Updated 11 Apr, 2014 09:55am

Footprints: It’s Thursday mourning in Pakistan

There are eulogies. There are hymns. There are loud duas. There are pictures. There are ofrendas. A wife’s favourite bottle of perfume is placed in the coffin. Ashes are scattered in a river. A body is snugly cocooned in a white shroud.

But how do you mark a death — or a life — without bodies?

Hundreds queued up on Thursday to attend the funeral in absentia of the 24 who died in Wednesday’s bomb explosion at the Sabzi Mandi on the edge of Islamabad.

The mourners moved with the quiet translucence of ghosts, snaking down the main road to pass through a metal detector, be absentmindedly patted down by a police officer and enter the vast grounds sealed off for the funeral with a barbed wire fence.

Traders, shopkeepers, labourers and children quietly followed one another, step by step, heads bowed, wordlessly thumbing prayer beads.

A little girl carrying a little baby on her back stood motionless, seemingly uncertain about how to behave.

A politician and a human rights activist addressed the crowd, the only ones who spoke for a long time.

All around them, the disorder that characterises mornings at the Sabzi Mandi was gone. Streets usually choked with thousands of impetuous labourers and impatient motorbikes and trucks were deserted. Raucous sidewalk fruit and vegetable stalls were empty. Tiny TVs placed in shops displayed noiseless black screens instead of the faces of sobbing soap stars.

It was Thursday mourning in Pakistan and silence, it seemed, was its jarring new ritual.

Such funeral scenes have been repeated tens of thousands of times across this country. The war on terror has exacted a brutal toll. But for the people of this area, bomb blasts are often just the apogee of a life perpetually marked by fear and insecurity.

Residents of “illegal colonies” recently picked for eviction by the government, their fear — whispered, not always openly spoken — is that Wednesday’s blast may signal the death knell for the slums. They can almost hear the bulldozers coming.

“For the last few weeks, police have been coming in droves after the morning prayers and taking tens of people to the police station,” said Abdul Waheed, who has a fruit cart and lives in a katchi abadi across from the vegetable bazaar.

“They keep people there all day and then let them go if they pay a few thousand rupees. Now, it will only get worse.”

After Wednesday’s blast, police rounded up at least 50 residents of the slums, Waheed says. Others say 20, 40, 80 people were picked up for questioning.

“But they’ll be released in a few days once they pay money,” said Jabbar Khan, a rickshaw driver who left the site of the blast just minutes before the bomb went off.

“I’ve cheated death but tomorrow they can come and arrest me because my father is from Jalalabad.”

“I am both Afghanistani and Pakistani!” Khan exclaimed as the crowd broke into laughter. Finally.

Another labourer reassured him. There was nothing to worry about. Let’s be brave.

But no courage should have to brave such futile tragedy.
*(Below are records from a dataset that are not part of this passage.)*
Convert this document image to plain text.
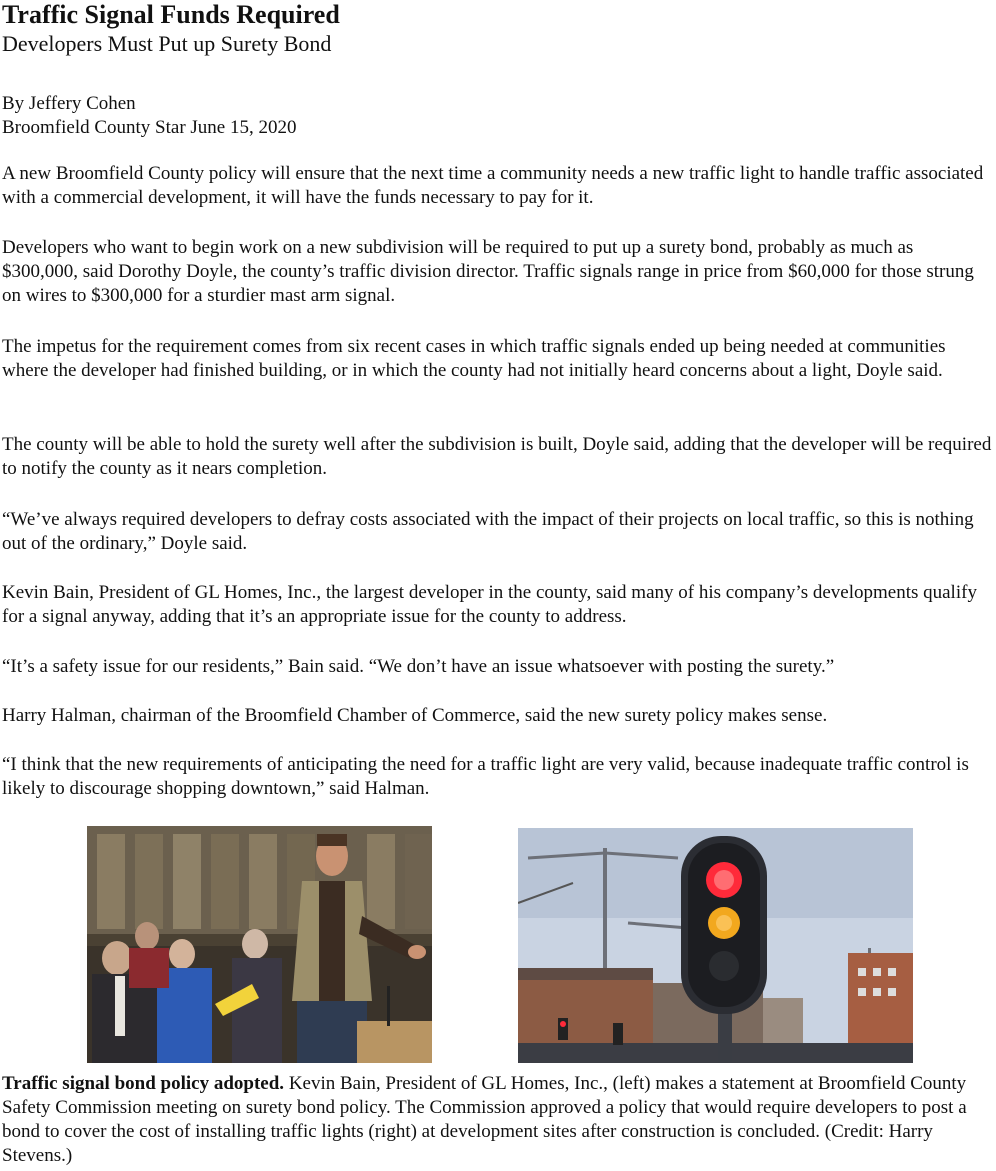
Traffic Signal Funds Required
Developers Must Put up Surety Bond
By Jeffery Cohen
Broomfield County Star June 15, 2020

A new Broomfield County policy will ensure that the next time a community needs a new traffic light to handle traffic associated with a commercial development, it will have the funds necessary to pay for it.

Developers who want to begin work on a new subdivision will be required to put up a surety bond, probably as much as $300,000, said Dorothy Doyle, the county’s traffic division director. Traffic signals range in price from $60,000 for those strung on wires to $300,000 for a sturdier mast arm signal.

The impetus for the requirement comes from six recent cases in which traffic signals ended up being needed at communities where the developer had finished building, or in which the county had not initially heard concerns about a light, Doyle said.

The county will be able to hold the surety well after the subdivision is built, Doyle said, adding that the developer will be required to notify the county as it nears completion.

“We’ve always required developers to defray costs associated with the impact of their projects on local traffic, so this is nothing out of the ordinary,” Doyle said.

Kevin Bain, President of GL Homes, Inc., the largest developer in the county, said many of his company’s developments qualify for a signal anyway, adding that it’s an appropriate issue for the county to address.

“It’s a safety issue for our residents,” Bain said. “We don’t have an issue whatsoever with posting the surety.”

Harry Halman, chairman of the Broomfield Chamber of Commerce, said the new surety policy makes sense.

“I think that the new requirements of anticipating the need for a traffic light are very valid, because inadequate traffic control is likely to discourage shopping downtown,” said Halman.

Traffic signal bond policy adopted. Kevin Bain, President of GL Homes, Inc., (left) makes a statement at Broomfield County Safety Commission meeting on surety bond policy. The Commission approved a policy that would require developers to post a bond to cover the cost of installing traffic lights (right) at development sites after construction is concluded. (Credit: Harry Stevens.)
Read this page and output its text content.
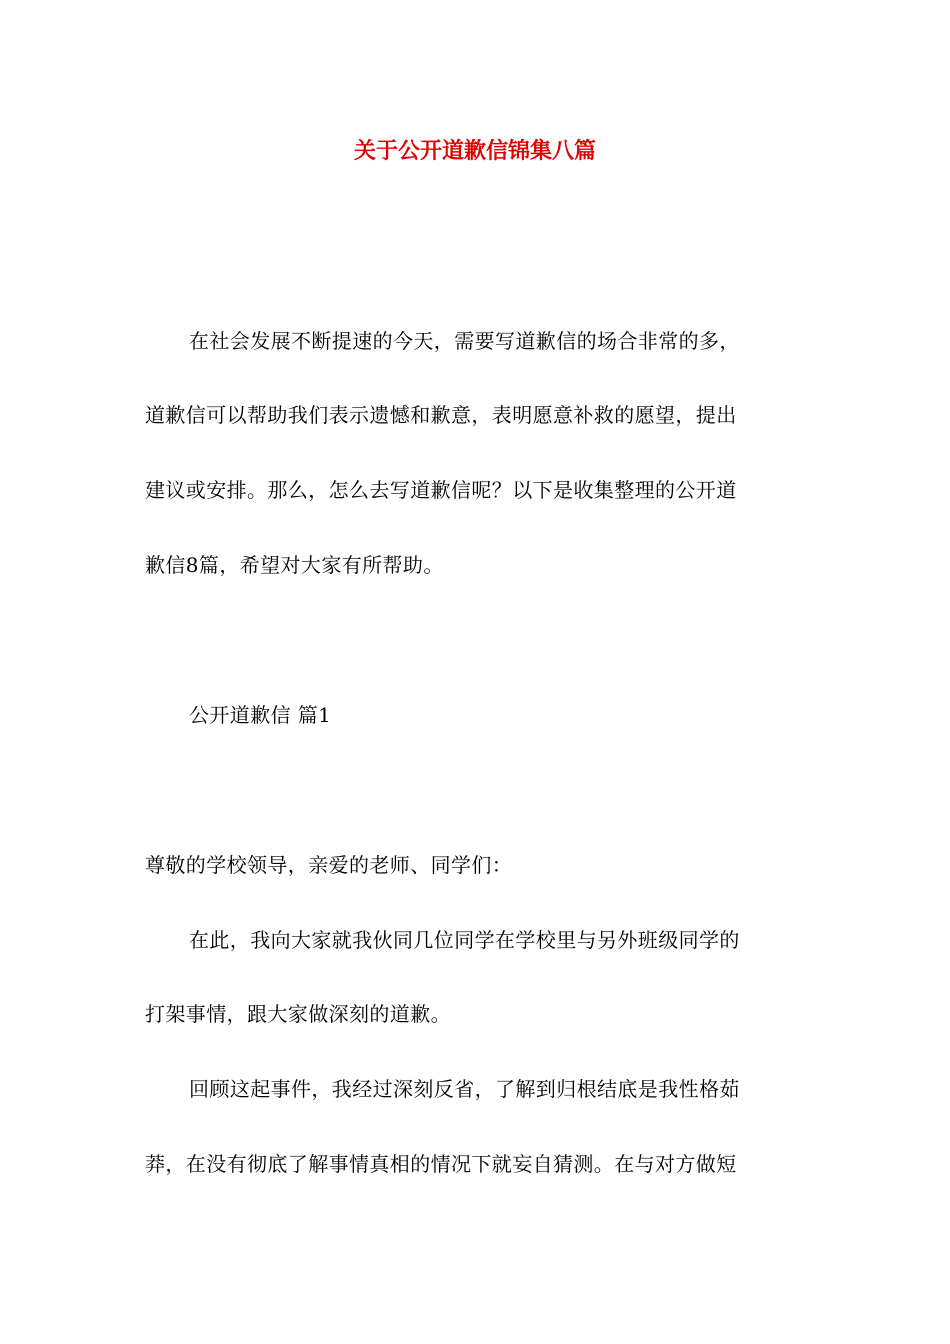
关于公开道歉信锦集八篇
在社会发展不断提速的今天，需要写道歉信的场合非常的多，
道歉信可以帮助我们表示遗憾和歉意，表明愿意补救的愿望，提出
建议或安排。那么，怎么去写道歉信呢？以下是收集整理的公开道
歉信8篇，希望对大家有所帮助。
公开道歉信 篇1
尊敬的学校领导，亲爱的老师、同学们：
在此，我向大家就我伙同几位同学在学校里与另外班级同学的
打架事情，跟大家做深刻的道歉。
回顾这起事件，我经过深刻反省，了解到归根结底是我性格茹
莽，在没有彻底了解事情真相的情况下就妄自猜测。在与对方做短
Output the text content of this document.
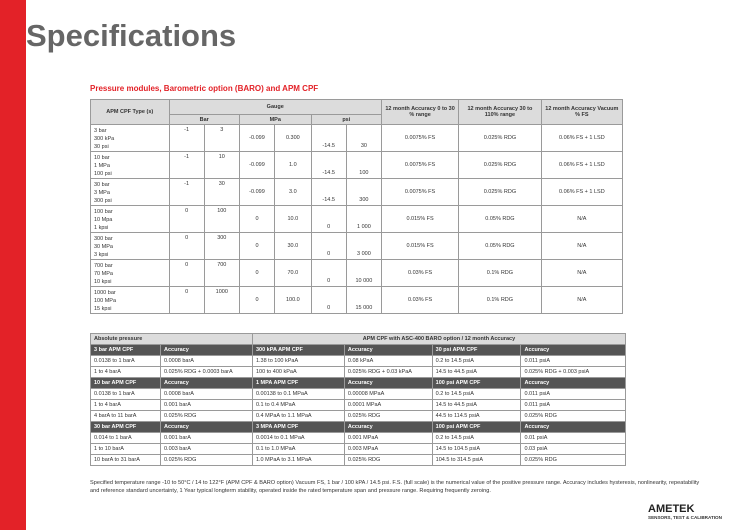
Specifications
Pressure modules, Barometric option (BARO) and APM CPF
APM CPF Type (s)	Gauge						12 month Accuracy 0 to 30 % range	12 month Accuracy 30 to 110% range	12 month Accuracy Vacuum % FS
	Bar		MPa		psi				

3 bar
300 kPa
30 psi	-1	3	-0.099	0.300	-14.5	30	0.0075% FS	0.025% RDG	0.06% FS + 1 LSD

10 bar
1 MPa
100 psi	-1	10	-0.099	1.0	-14.5	100	0.0075% FS	0.025% RDG	0.06% FS + 1 LSD

30 bar
3 MPa
300 psi	-1	30	-0.099	3.0	-14.5	300	0.0075% FS	0.025% RDG	0.06% FS + 1 LSD

100 bar
10 Mpa
1 kpsi	0	100	0	10.0	0	1 000	0.015% FS	0.05% RDG	N/A

300 bar
30 MPa
3 kpsi	0	300	0	30.0	0	3 000	0.015% FS	0.05% RDG	N/A

700 bar
70 MPa
10 kpsi	0	700	0	70.0	0	10 000	0.03% FS	0.1% RDG	N/A

1000 bar
100 MPa
15 kpsi	0	1000	0	100.0	0	15 000	0.03% FS	0.1% RDG	N/A
Absolute pressure		APM CPF with ASC-400 BARO option / 12 month Accuracy			
3 bar APM CPF	Accuracy	300 kPA APM CPF	Accuracy	30 psi APM CPF	Accuracy
0.0138 to 1 barA	0.0008 barA	1.38 to 100 kPaA	0.08 kPaA	0.2 to 14.5 psiA	0.011 psiA
1 to 4 barA	0.025% RDG + 0.0003 barA	100 to 400 kPaA	0.025% RDG + 0.03 kPaA	14.5 to 44.5 psiA	0.025% RDG + 0.003 psiA
10 bar APM CPF	Accuracy	1 MPA APM CPF	Accuracy	100 psi APM CPF	Accuracy
0.0138 to 1 barA	0.0008 barA	0.00138 to 0.1 MPaA	0.00008 MPaA	0.2 to 14.5 psiA	0.011 psiA
1 to 4 barA	0.001 barA	0.1 to 0.4 MPaA	0.0001 MPaA	14.5 to 44.5 psiA	0.011 psiA
4 barA to 11 barA	0.025% RDG	0.4 MPaA to 1.1 MPaA	0.025% RDG	44.5 to 114.5 psiA	0.025% RDG
30 bar APM CPF	Accuracy	3 MPA APM CPF	Accuracy	100 psi APM CPF	Accuracy
0.014 to 1 barA	0.001 barA	0.0014 to 0.1 MPaA	0.001 MPaA	0.2 to 14.5 psiA	0.01 psiA
1 to 10 barA	0.003 barA	0.1 to 1.0 MPaA	0.003 MPaA	14.5 to 104.5 psiA	0.03 psiA
10 barA to 31 barA	0.025% RDG	1.0 MPaA to 3.1 MPaA	0.025% RDG	104.5 to 314.5 psiA	0.025% RDG
Specified temperature range -10 to 50°C / 14 to 122°F (APM CPF & BARO option) Vacuum FS, 1 bar / 100 kPA / 14.5 psi. F.S. (full scale) is the numerical value of the positive pressure range. Accuracy includes hysteresis, nonlinearity, repeatability and reference standard uncertainty, 1 Year typical longterm stability, operated inside the rated temperature span and pressure range. Requiring frequently zeroing.
AMETEK
SENSORS, TEST & CALIBRATION
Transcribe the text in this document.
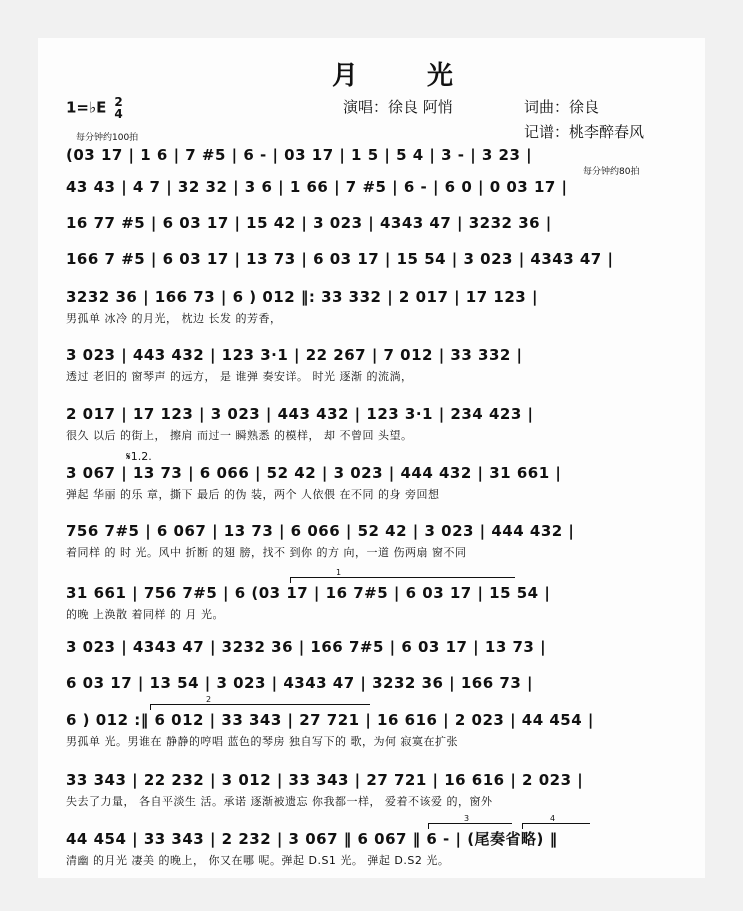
月 光
1=♭E 2
4	演唱：徐良 阿悄	词曲：徐良
记谱：桃李醉春风
每分钟约100拍
每分钟约80拍
𝄋1.2.
(03 17 | 1 6 | 7 #5 | 6 - | 03 17 | 1 5 | 5 4 | 3 - | 3 23 |
43 43 | 4 7 | 32 32 | 3 6 | 1 66 | 7 #5 | 6 - | 6 0 | 0 03 17 |
16 77 #5 | 6 03 17 | 15 42 | 3 023 | 4343 47 | 3232 36 |
166 7 #5 | 6 03 17 | 13 73 | 6 03 17 | 15 54 | 3 023 | 4343 47 |
3232 36 | 166 73 | 6 ) 012 ‖: 33 332 | 2 017 | 17 123 |
男孤单 冰冷 的月光， 枕边 长发 的芳香，
3 023 | 443 432 | 123 3·1 | 22 267 | 7 012 | 33 332 |
透过 老旧的 窗琴声 的远方， 是 谁弹 奏安详。 时光 逐渐 的流淌，
2 017 | 17 123 | 3 023 | 443 432 | 123 3·1 | 234 423 |
很久 以后 的街上， 擦肩 而过一 瞬熟悉 的模样， 却 不曾回 头望。
3 067 | 13 73 | 6 066 | 52 42 | 3 023 | 444 432 | 31 661 |
弹起 华丽 的乐 章，撕下 最后 的伪 装，两个 人依偎 在不同 的身 旁回想
756 7#5 | 6 067 | 13 73 | 6 066 | 52 42 | 3 023 | 444 432 |
着同样 的 时 光。风中 折断 的翅 膀，找不 到你 的方 向，一道 伤两扇 窗不同
31 661 | 756 7#5 | 6 (03 17 | 16 7#5 | 6 03 17 | 15 54 |
的晚 上涣散 着同样 的 月 光。
3 023 | 4343 47 | 3232 36 | 166 7#5 | 6 03 17 | 13 73 |
6 03 17 | 13 54 | 3 023 | 4343 47 | 3232 36 | 166 73 |
6 ) 012 :‖ 6 012 | 33 343 | 27 721 | 16 616 | 2 023 | 44 454 |
男孤单 光。男谁在 静静的哼唱 蓝色的琴房 独自写下的 歌，为何 寂寞在扩张
33 343 | 22 232 | 3 012 | 33 343 | 27 721 | 16 616 | 2 023 |
失去了力量， 各自平淡生 活。承诺 逐渐被遗忘 你我都一样， 爱着不该爱 的，窗外
44 454 | 33 343 | 2 232 | 3 067 ‖ 6 067 ‖ 6 - | (尾奏省略) ‖
清幽 的月光 凄美 的晚上， 你又在哪 呢。弹起 D.S1 光。 弹起 D.S2 光。
1
2
3	4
In the torrent of news and the breathless commentary since the explosion, about who to blame and what security equipment to buy, people’s loss has been overlooked — and the reality that their precarious lives may just have gone from bad to worse.

A man walks up to the crowd and says the cars have arrived to transport volunteers to the hospital so they can donate blood to friends and relatives injured in the blast. People begin to disperse.

A few feet away, police have marked off a ring of land with yellow tape. Inside is a scattered circle of crates of damaged fruit and a hole in the ground, the gaping leftovers of the explosion.

There are more leftovers. Someone has spread a piece of cloth right next to the circle of tape and gathered the waste of human lives. A plaid scarf probably bought from the Lunda Bazaar. A brown sandal embroidered with the word ‘Kadam’. Keys. A mobile phone SIM.

And a thumb.

At this little memorial, there is no bottle of perfume or favourite foods on display to remember those who have passed. The showpiece is a thumb.